Thoughts on a 77-73 loss to the Golden Gophers:

Minnesota, fresh off a a visit from a sports psychologist and a players-only meeting over the weekend, had its mind right for No. 1 tonight in The Barn. This would not be the Golden Gophers team that found itself embarrassed after two back-to-back 20-point losses, another Tubby Smith team losing its way again in the dead of the Minnesota winter. No, this would be the team that once found itself in the Top 10 in all of college basketball — one with experience and talent and athleticism. A team that made a furious rally against the Hoosiers on Jan. 12 inside Assembly Hall and nearly pulled out a victory.

Trevor Mbwake would make sure Indiana knew early that this game was going to be a physical war in the paint. He would score 10 of Minnesota’s first 14 points and simply could not miss, would not miss. Six years in the college game, the first under Tom Crean, and it was one of his finest performances. Mbwake would keep the grind and the hustle going all night despite foul trouble, and finished with 21 points (8-of-10 from the field, 5-of-7 from the line), 12 rebounds and a block of Cody Zeller in the first half that said: “Yes, Player of the Year candidate, I came to compete tonight.”

Half of Mbwake’s rebounds were on the offensive end of the court, and this is where Minnesota would beat the Hoosiers possession after possession after possession (after possession after possession). An atrocious Golden Gopher performance beyond the arc (4-of-20) was offset by Minnesota’s beasting on the boards; it snatched an ungodly 53.4 percent of its misses, leading to 23 second-chance points. It led to the Gophers taking 11 more shots than the Hoosiers and helping it score 40 of its 77 points inside the paint. Twenty-three offensive rebounds in total, and it was simply too much for Indiana to overcome. Minnesota out-rebounded the Hoosiers and outscored them on a per-possession basis (1.23 vs. 1.13). This does not happen often.

Indiana has gotten off to strong starts on the backs of Christian Watford and Cody Zeller so often this Big Ten season, but they were but ghosts in the 85-year-old Williams Arena. Mbwake and Rodney Williams put Zeller on his heels in first half with a pair of blocks. Zeller would head to halftime with zero fields goals and two points. He wouldn’t make his first bucket until the 8:40 mark of the second half. He would end the game on the bench, fouled out of the contest. The Washington, Ind. native would make all five of his free throws and snag seven boards, but finished the game just 2-of-9 from the floor.

Watford, the model of scoring consistency over the last few months, only mustered one bucket until the last minute of the game, when he’d net both a trailing and corner 3-pointer for six quick points to give Indiana hope.

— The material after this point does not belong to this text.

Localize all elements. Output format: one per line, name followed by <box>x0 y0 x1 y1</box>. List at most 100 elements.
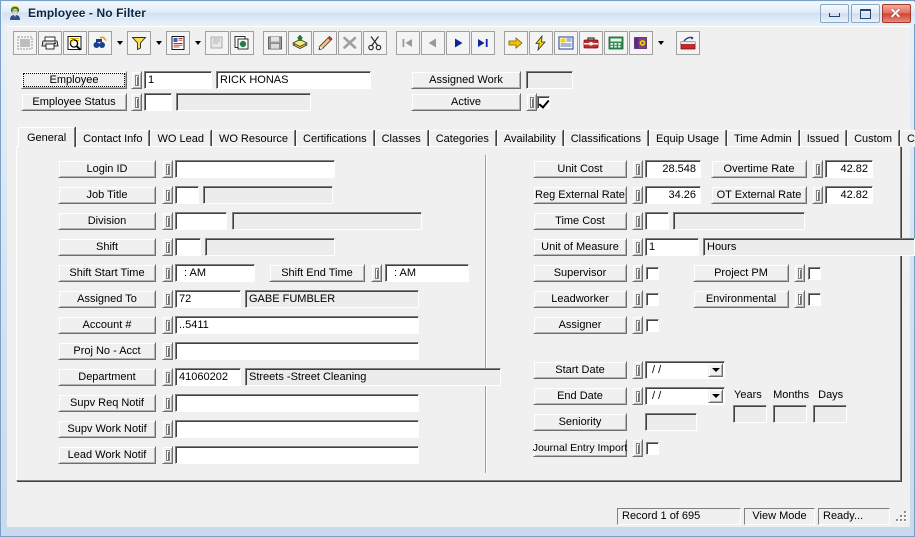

His streak of 19 straight Big Ten games scoring double-figures ended tonight, though, as he would finish with eight points.

Jordan Hulls was feeling it, the quick release so finely documented by Dan Dakich on the ESPN telecast, dropping trey after trey in the first half. But Hulls’ 5-of-7 performance from beyond the arc for 17 points was punctuated by just a 1-of-3 mark in the second half. His only make after intermission dropped late with a 3-pointer from the Wisconsin-Minnesota border.

Tonight’s loss is not of the sky-is-falling variety. ESPN Bracket Lord Joe Lunardi swiftly tweeted when it looked as if the Hoosiers might fall that Indiana would not lose the No. 1 overall seed with a loss. Minnesota is better than it’s been playing of late and clocks in at No. 19 in the nation via Ken Pomeroy. The Hoosiers did not lose poise or wilt under the weight of the crowd; Minnesota simply outworked them. Three losses in the Big Ten season at this juncture still has the Hoosiers on the top of the heap.

But that’s not how it may end. Indiana’s loss tonight could have cost it an outright grasp of the conference title depending on how things shake out. Wins against Ohio State and Michigan State on the road had hopes high, but nothing is ever guaranteed in Big Ten basketball, and there’s still season left to play.